Intentó llamar a Sofía, pero fue directo a su buzón de voz. Dejó un mensaje. No supo bien qué decir y ahora que lo analizaba, le sonaba metálico. Tal vez por eso Sofía se había ido. Ordenó con pereza su escritorio, en un ejercicio que practicaba siempre antes de tomar grandes decisiones. Archivó las fotografías y entremedio de unos papeles con frases sueltas, vio la carta de su hija.

Ella estaba en la peluquería. Los recuerdos de la tarde con Rafael le dibujaban una sonrisa coqueta. Parecía el gato que se había comido al ratoncillo, dijo la manicurista. En ese lugar, adoraban a Michael, que iba con frecuencia a hacerse las uñas y recortarse el cabello. Su acento gringo era motivo de risas nerviosas de las chicas del salón. Sus bromas y sus fantásticas propinas, hacían que todas lo esperaran como a Santa Claus. Ella estaba saturada del guión. Siempre lo mismo. El tipo simpático, adorable, divertido, el siempre sonriente. Sentía pena por la imagen que Michael  había construido para si. Distaba mucho de la verdad. Aquella verdad pesada y amarga que ella conocía tan bien. De pronto, arqueó la cejas y un mohín de rabia se le dibujó en el rostro. ¿Por qué estaba rodeada de cobardes?

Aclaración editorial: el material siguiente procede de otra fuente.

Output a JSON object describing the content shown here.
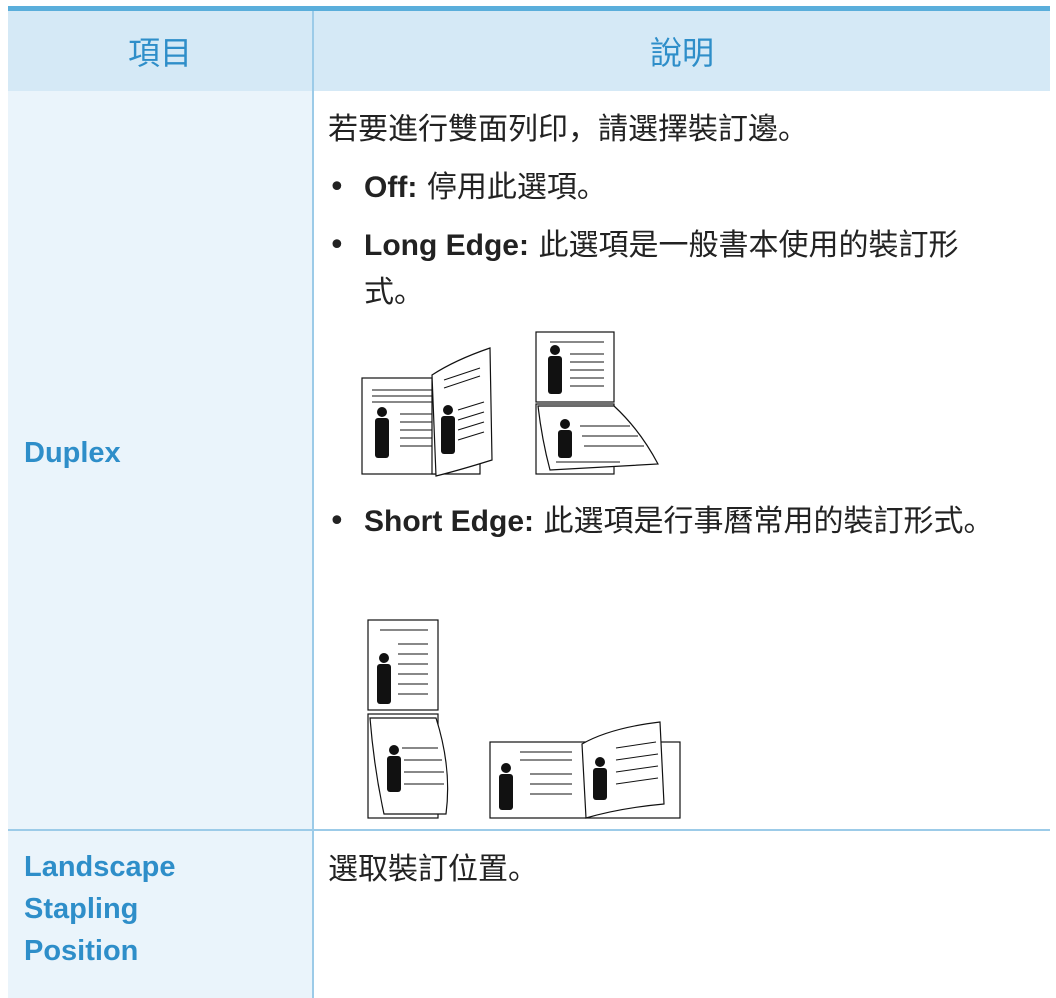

Rafael leyó una vez más la carta de Sofía. Era la quinta vez. El papelito, escrito con su letra de niña de colegio descansaba sobre la mesa, mientras él analizaba lentamente las palabras. Entendió que no había nada más que hacer. Al llegar a ese punto, una sombra cruzó el umbral de su despacho. Era la madre de Sofía. Le recriminó lentamente cada una de sus faltas. Le explicó pausadamente sus sentimientos. Quería de vuelta a su hija. Sufría lo insufrible. No había dormido en días y esperaba literalmente pegada al teléfono que la niña diera alguna señal de vida. Dijo al final, antes de soltar las lágrimas, que era todo culpa suya. Sus constantes viajes. Había cambiado y lo seguía haciendo. Limpió sus ojos con un pañuelo de papel y cerró la puerta por fuera.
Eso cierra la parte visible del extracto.